Every week, we ask a businessperson all about their personal finances. This week, it's the turn of Alice Peyrano, owner of children's boutique Little Citizens

Published 01/12/2015

Alice Peyrano, owner of children's boutique Little Citizens
Alice Peyrano, owner of children's boutique Little Citizens

Q. Are you a plastic or a cash person?

A. Soon there will be a third category, digital or online payment. This is one of my favourite innovations of recent times. I love it when my details are stored and the act of paying is as easy as pressing a button or waving a chip.

Q. How much money do you carry around with you?

A. Enough for two coffees - one for me and one for a friend.

Q. Do you see personal debt as inevitable or best avoided?

A. It's like my old drama teacher used to say, "If you don't risk, you are never going to learn". When it comes to debt, you take the 'l' off and you get earn.

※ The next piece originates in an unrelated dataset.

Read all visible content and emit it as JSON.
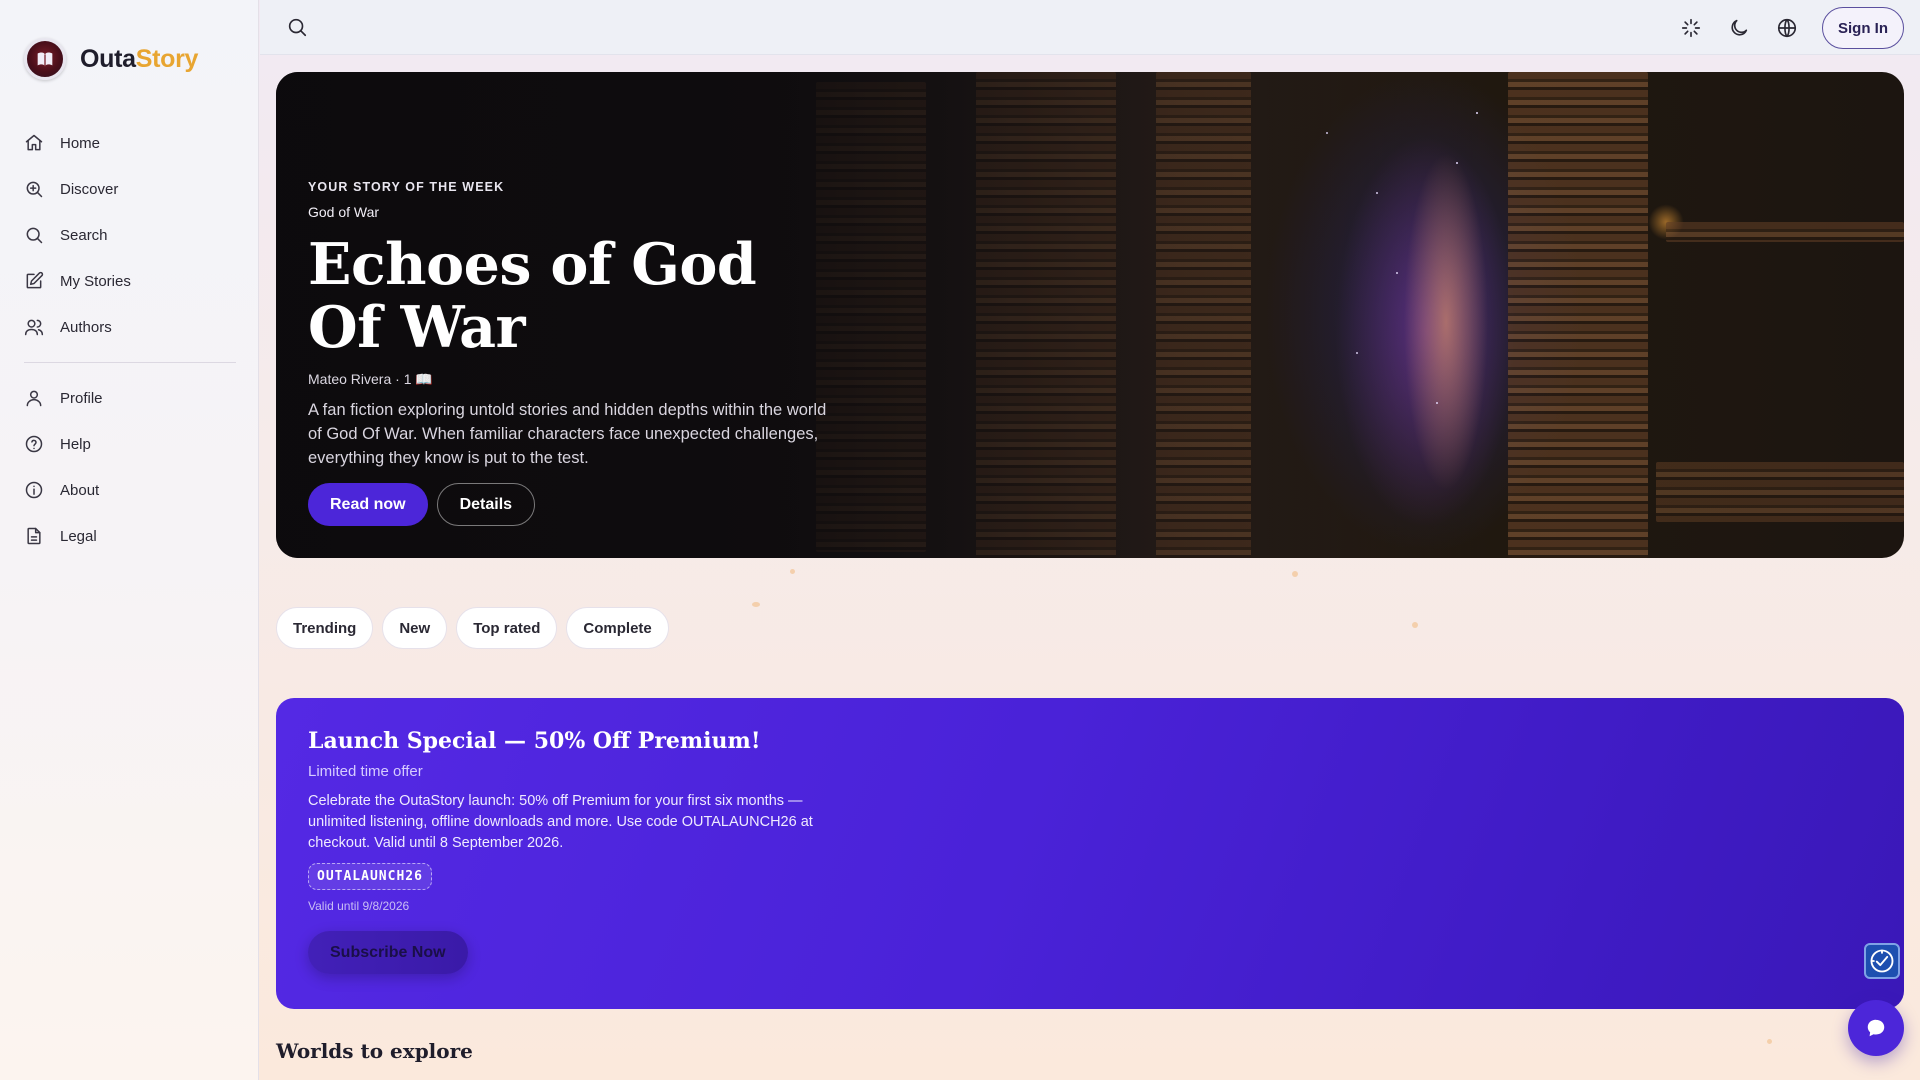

It's not inevitable, but if you want to change your circumstances it can give you opportunities.

Q. Apart from a house or car, what's the most expensive thing you've ever bought?

A. An SLR camera, but that was before camera phones. 

Q. Are you a saver or a spender?

A. I confess, I am a spender.

Q. What are your best and worst spending habits?

A. My best spending habit is I am bargain hunter. And my worst spending habit is food and drinks. 

Q. Did you get pocket money as a child?

A. I started babysitting quite young. I would get paid and go shopping for clothes.

Q. Did you have a part-time job as a youngster?

A. I delivered newspapers, worked in a Jewish bakery, a jewellery store, a cafe that made me wear a T-shirt that said, 'I am fat free' and I delivered pizzas on roller skates in Buenos Aires.

Q. If you had a huge fortune, would you leave it to your children?

A. I would work hard to instil in them a desire to create something, to leave a mark. Working isn't just about making money, it's also a way of being creative and trying to fix or improve the world. That part of it - more than hard cold cash is the most satisfying - so wouldn't want a big bank account to mess with the meaning of life.

Q. Where do you do your food shopping?

A. Anywhere that sells food. This time of year is my favourite.

Q. Did the recession teach you anything about personal finances that you're bringing with you into the recover?

A. It taught me we can never be sure of anything, so you might as well live in the moment.